Outbreaks due to respiratory viruses pose a unique threat to health care as they require often significant amounts of personal protective equipment. Based upon previous modeling of severe influenza pandemics, the need for N95 filtering face piece respirators (FFRs) would range between 1.7 and 7.3 billion FFR’s, however there were only an estimated 60 million FFRs available at the time of the onset of the COVID-19 pandemic [1].

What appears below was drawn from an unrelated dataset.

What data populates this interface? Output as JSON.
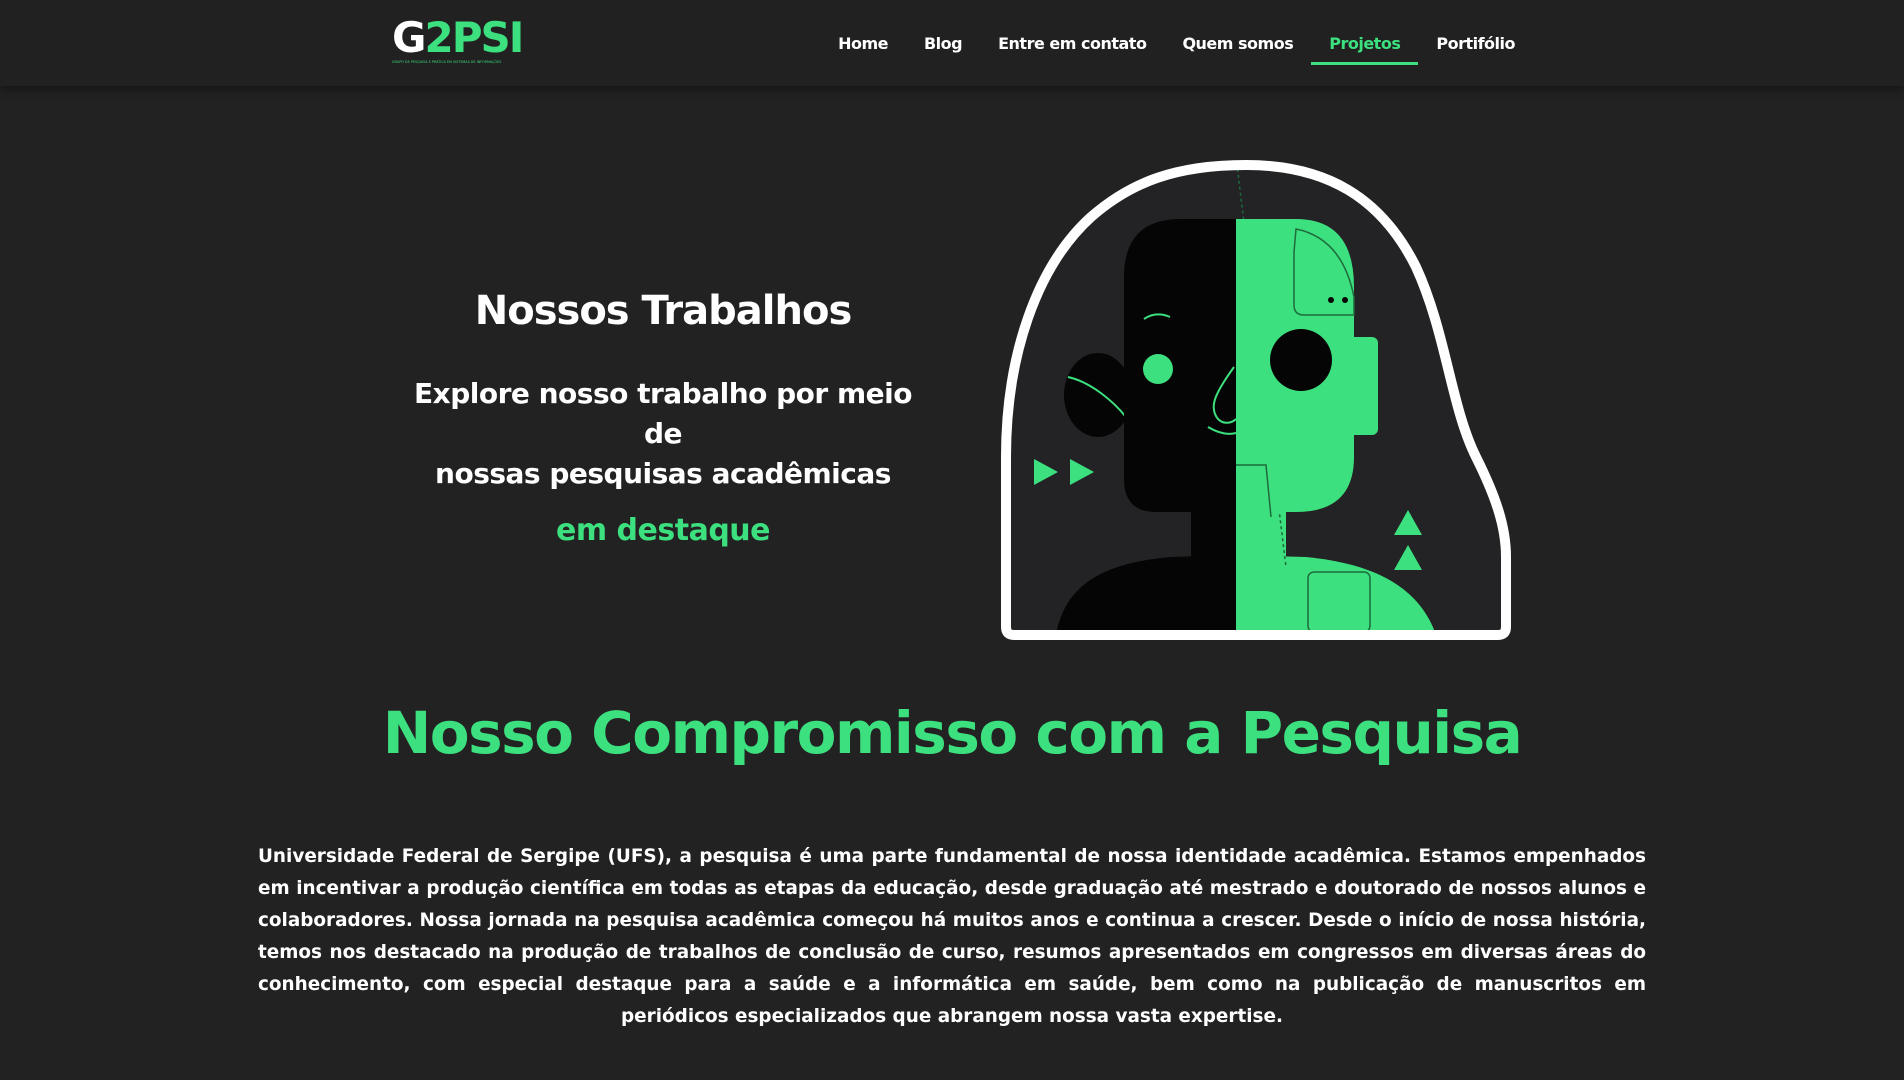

Given this known threat and likely shortfall of FFRs, work has been done to evaluate the efficacy and safety of maximizing the use of FFRs in the context of pandemic situations. Strategies have included prolonged use, as well as decontamination and reuse which may be employed in the context of FDA issued emergency use authorization. This paper is an overview of decontamination strategies as well as the particular data supporting the evidence for decontamination and reuse at the Nebraska Medical Center with the use of ultraviolet light germicidal irradiation (UVGI).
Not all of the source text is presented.